At 5:30 on Wednesday morning, we dragged ourselves out of bed, dressed in layers, and headed out in the light rain for the base of Mount Kinabalu. However, the thick fog convinced us that it probably wasn't the best day for a climb; it's about 12 miles round trip - or a 4,095 meter vertical climb - some of which is over slippery granite, and much of the reason we wanted to go was to experience the great views. (And okay, I've been obsessing over the abundant pitcher plants ever since seeing them in action on Planet Earth.) Anyway, the fog was definitely not conducive to great views. As I wrote in my journal: "The thick fog makes me feel like we are walking through the very image of nothing. Not quite white, but more like the absence of white, as if the white has been scrubbed away furiously with an eraser."
Before we left, we set up arrangements to climb on Monday, the day before we fly from Kota Kinabalu into Jakarta. It was lucky we decided to set up our climb in advance, because we were informed that only 4 climbers each day are allowed to make a one-day hike - generally it is a two-day ordeal with an overnight close to the peak - and we had have out fitness level checked out by the park manager before we would be allowed to do this. The "fitness exam" turned out to be the easiest I have passed: Andy and I walked into the office and the manager sized us up and pronounced, "Okay, you look fit." We'll find out how fit we really are on Monday, I guess!
Yesterday we set off for Sandakan, where we spent the day and evening. It was an adventurous 5-hour ride, during which we saw a bus identical to ours flipped on the other side of the road, and stopped for food that was filled with little black bugs.
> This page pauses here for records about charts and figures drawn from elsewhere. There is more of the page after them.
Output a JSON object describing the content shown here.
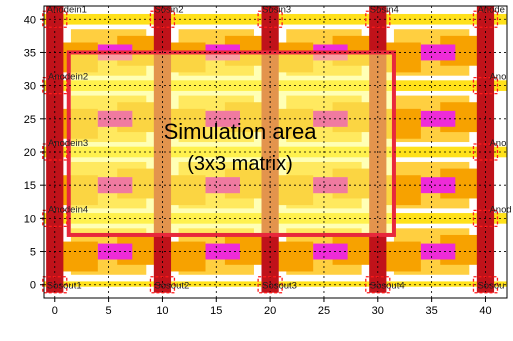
{
  "annotation": {
    "line1": "Simulation area",
    "line2": "(3x3 matrix)"
  },
  "axes": {
    "x_ticks": [
      "0",
      "5",
      "10",
      "15",
      "20",
      "25",
      "30",
      "35",
      "40"
    ],
    "y_ticks": [
      "0",
      "5",
      "10",
      "15",
      "20",
      "25",
      "30",
      "35",
      "40"
    ],
    "x_range": [
      -1,
      42
    ],
    "y_range": [
      -2,
      42
    ],
    "grid": true
  },
  "top_labels": [
    {
      "text": "Anodein1",
      "x": 0
    },
    {
      "text": "Sosin2",
      "x": 10
    },
    {
      "text": "Sosin3",
      "x": 20
    },
    {
      "text": "Sosin4",
      "x": 30
    },
    {
      "text": "Anode",
      "x": 40
    }
  ],
  "row_labels": [
    {
      "text": "Anodein2",
      "y": 31.5,
      "x": -1
    },
    {
      "text": "Ano",
      "y": 31.5,
      "x": 40
    },
    {
      "text": "Anodein3",
      "y": 21.5,
      "x": -1
    },
    {
      "text": "Ano",
      "y": 21.5,
      "x": 40
    },
    {
      "text": "Anodein4",
      "y": 11.5,
      "x": -1
    },
    {
      "text": "Anod",
      "y": 11.5,
      "x": 40
    }
  ],
  "bottom_labels": [
    {
      "text": "Sosout1",
      "x": 0
    },
    {
      "text": "Sosout2",
      "x": 10
    },
    {
      "text": "Sosout3",
      "x": 20
    },
    {
      "text": "Sosout4",
      "x": 30
    },
    {
      "text": "Sosou",
      "x": 40
    }
  ],
  "layout_grid": {
    "rails_x": [
      0,
      10,
      20,
      30,
      40
    ],
    "rows_y": [
      40,
      30,
      20,
      10
    ],
    "cell_columns_x": [
      5,
      15,
      25,
      35
    ],
    "magenta_rows_y": [
      35,
      25,
      15,
      5
    ]
  },
  "simulation_area": {
    "x_range": [
      1.3,
      31.5
    ],
    "y_range": [
      7.5,
      35
    ]
  },
  "colors": {
    "rail": "#c0121a",
    "wire": "#ffe11a",
    "cell_dark": "#f7a200",
    "cell_light": "#ffcf40",
    "pad": "#ee2bd8",
    "pad_soft": "#f07aa0",
    "sim_fill": "#ffff78",
    "sim_border": "#e8283c",
    "terminal": "#ff1a1a",
    "grid": "#000000"
  }
}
Yes, of course, I still ate it.
Side note: It's amazing how things that I'm sure would have seemed totally disgusting/foreign/strange have now become commonplace. About a month ago I realized I actually prefer squat toilets to the Western style (never any pee on the seat, quicker to use, more comfortable position - if you're wondering). This afternoon I even asked for chopsticks to eat my curry chicken and noodles after a few awkward attempts with a fork. Guess that's when you know you're ready to travel Southeast Asia..
This morning we boarded another 6-hour bus ride for Sempora, the coastal kick-off for world-class dive sites at the surrounding islands. We are here for only 2.5 days and so I cannot take the 3-day scuba certification course, but we are going to spend the night at a nearby island tomorrow so we can go snorkelling among walls of tropical fish and "friendly" hammerhead sharks.
1 comment:
I like this sort of fitness exam. I guess he ascertained you aren't the 'fat' touristy types that you described in that Thai resort you visited and that was good enough. Malaysia sounds amazing and yet one more place I am putting down on my 'must visit' list! enjoy!